Comparing Checkpoint Mechanisms

See Charlie Landau’s The Checkpoint Mechanism in KeyKOS for an extensive description of how Keykos takes checkpoints. In this note I only want to contrast the Keykos mechanism with what is available in certain other systems such as Windows or Unix. See Design Evolution of the EROS Single-Level Store for a detailed description of a later design for EROS.

I have seen systems running Windows and I think Unix that were able to write RAM to disk anticipating an orderly shutdown. This seems to be a useful feature and I want to contrast it to the Keykos system. I assume that the data that is written to disk is merely a bit-for-bit version of what is in RAM. I would welcome any correction here. This is a simple addition to almost any operating system.

In Keykos RAM is merely a cache for pages and nodes each of which have assigned disk locations. The checkpoint merely assures that a consistent snap-shot of the entirety of pages and nodes will always be available even in the advent of any common error condition such as power failure. Keykos holds recently used pages and nodes in RAM and also keeps information derived from them in RAM to make its operations system functions efficient.

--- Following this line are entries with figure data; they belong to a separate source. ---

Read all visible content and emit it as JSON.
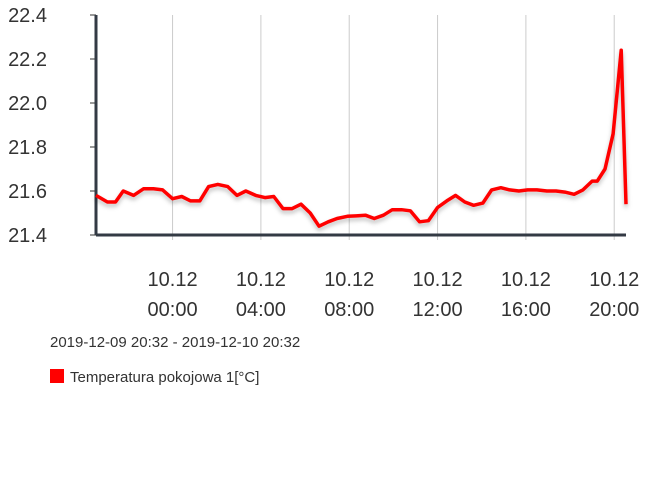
{
  "chart_data": {
    "type": "line",
    "subtitle": "2019-12-09 20:32 - 2019-12-10 20:32",
    "x": [
      "2019-12-09 20:32",
      "2019-12-09 21:03",
      "2019-12-09 21:25",
      "2019-12-09 21:46",
      "2019-12-09 22:14",
      "2019-12-09 22:41",
      "2019-12-09 23:08",
      "2019-12-09 23:33",
      "2019-12-10 00:00",
      "2019-12-10 00:25",
      "2019-12-10 00:49",
      "2019-12-10 01:14",
      "2019-12-10 01:38",
      "2019-12-10 02:03",
      "2019-12-10 02:30",
      "2019-12-10 02:55",
      "2019-12-10 03:19",
      "2019-12-10 03:46",
      "2019-12-10 04:11",
      "2019-12-10 04:35",
      "2019-12-10 05:00",
      "2019-12-10 05:25",
      "2019-12-10 05:49",
      "2019-12-10 06:14",
      "2019-12-10 06:38",
      "2019-12-10 07:03",
      "2019-12-10 07:27",
      "2019-12-10 07:55",
      "2019-12-10 08:19",
      "2019-12-10 08:44",
      "2019-12-10 09:08",
      "2019-12-10 09:33",
      "2019-12-10 09:57",
      "2019-12-10 10:22",
      "2019-12-10 10:46",
      "2019-12-10 11:11",
      "2019-12-10 11:35",
      "2019-12-10 12:00",
      "2019-12-10 12:25",
      "2019-12-10 12:49",
      "2019-12-10 13:14",
      "2019-12-10 13:38",
      "2019-12-10 14:03",
      "2019-12-10 14:27",
      "2019-12-10 14:52",
      "2019-12-10 15:16",
      "2019-12-10 15:41",
      "2019-12-10 16:05",
      "2019-12-10 16:30",
      "2019-12-10 16:57",
      "2019-12-10 17:22",
      "2019-12-10 17:46",
      "2019-12-10 18:11",
      "2019-12-10 18:35",
      "2019-12-10 19:00",
      "2019-12-10 19:14",
      "2019-12-10 19:35",
      "2019-12-10 19:57",
      "2019-12-10 20:19",
      "2019-12-10 20:32"
    ],
    "series": [
      {
        "name": "Temperatura pokojowa 1[°C]",
        "color": "#ff0000",
        "values": [
          21.58,
          21.55,
          21.55,
          21.6,
          21.58,
          21.61,
          21.61,
          21.605,
          21.565,
          21.575,
          21.555,
          21.555,
          21.62,
          21.63,
          21.62,
          21.58,
          21.6,
          21.58,
          21.57,
          21.575,
          21.52,
          21.52,
          21.54,
          21.5,
          21.44,
          21.46,
          21.475,
          21.485,
          21.487,
          21.49,
          21.475,
          21.49,
          21.515,
          21.515,
          21.51,
          21.46,
          21.465,
          21.525,
          21.555,
          21.58,
          21.55,
          21.535,
          21.545,
          21.605,
          21.615,
          21.605,
          21.6,
          21.605,
          21.605,
          21.6,
          21.6,
          21.595,
          21.585,
          21.605,
          21.645,
          21.645,
          21.7,
          21.86,
          22.24,
          21.54
        ]
      }
    ],
    "xlim": [
      "2019-12-09 20:32",
      "2019-12-10 20:32"
    ],
    "xticks": [
      {
        "value": "2019-12-10 00:00",
        "label": [
          "10.12",
          "00:00"
        ]
      },
      {
        "value": "2019-12-10 04:00",
        "label": [
          "10.12",
          "04:00"
        ]
      },
      {
        "value": "2019-12-10 08:00",
        "label": [
          "10.12",
          "08:00"
        ]
      },
      {
        "value": "2019-12-10 12:00",
        "label": [
          "10.12",
          "12:00"
        ]
      },
      {
        "value": "2019-12-10 16:00",
        "label": [
          "10.12",
          "16:00"
        ]
      },
      {
        "value": "2019-12-10 20:00",
        "label": [
          "10.12",
          "20:00"
        ]
      }
    ],
    "ylim": [
      21.4,
      22.4
    ],
    "yticks": [
      {
        "value": 21.4,
        "label": "21.4"
      },
      {
        "value": 21.6,
        "label": "21.6"
      },
      {
        "value": 21.8,
        "label": "21.8"
      },
      {
        "value": 22.0,
        "label": "22.0"
      },
      {
        "value": 22.2,
        "label": "22.2"
      },
      {
        "value": 22.4,
        "label": "22.4"
      }
    ],
    "grid": "x"
  }
}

Whenever this derived information is mutable the pages or nodes are either updated synchronously, or when a checkpoint is taken or the page or node must be swapped out.

A fundamental difference is that Windows or Unix may sometimes be unable to fulfill some request by an application because of exhaustion of RAM. This follows from the fact that certain kinds of system state may only be represented in data structures that are stored only in real RAM. Schemes to keep such data in virtual memory that is available to the kernel are particularly prone to real time failures where the kernel must take a page fault while serving application A, due to RAM pressure caused by application B. Such page faults are liable to interfere with overlapping compute with disk IO.

Keykos took much inspiration from processor design including the design of caches. I have never heard of a hardware cache design that would cause faults due to insufficient cache space. Keykos maintained that property partly by borrowing and extending various hardware cache ideas. I suspect that the Windows checkpoint mechanism does not mitigate hard failures upon RAM exhaustion.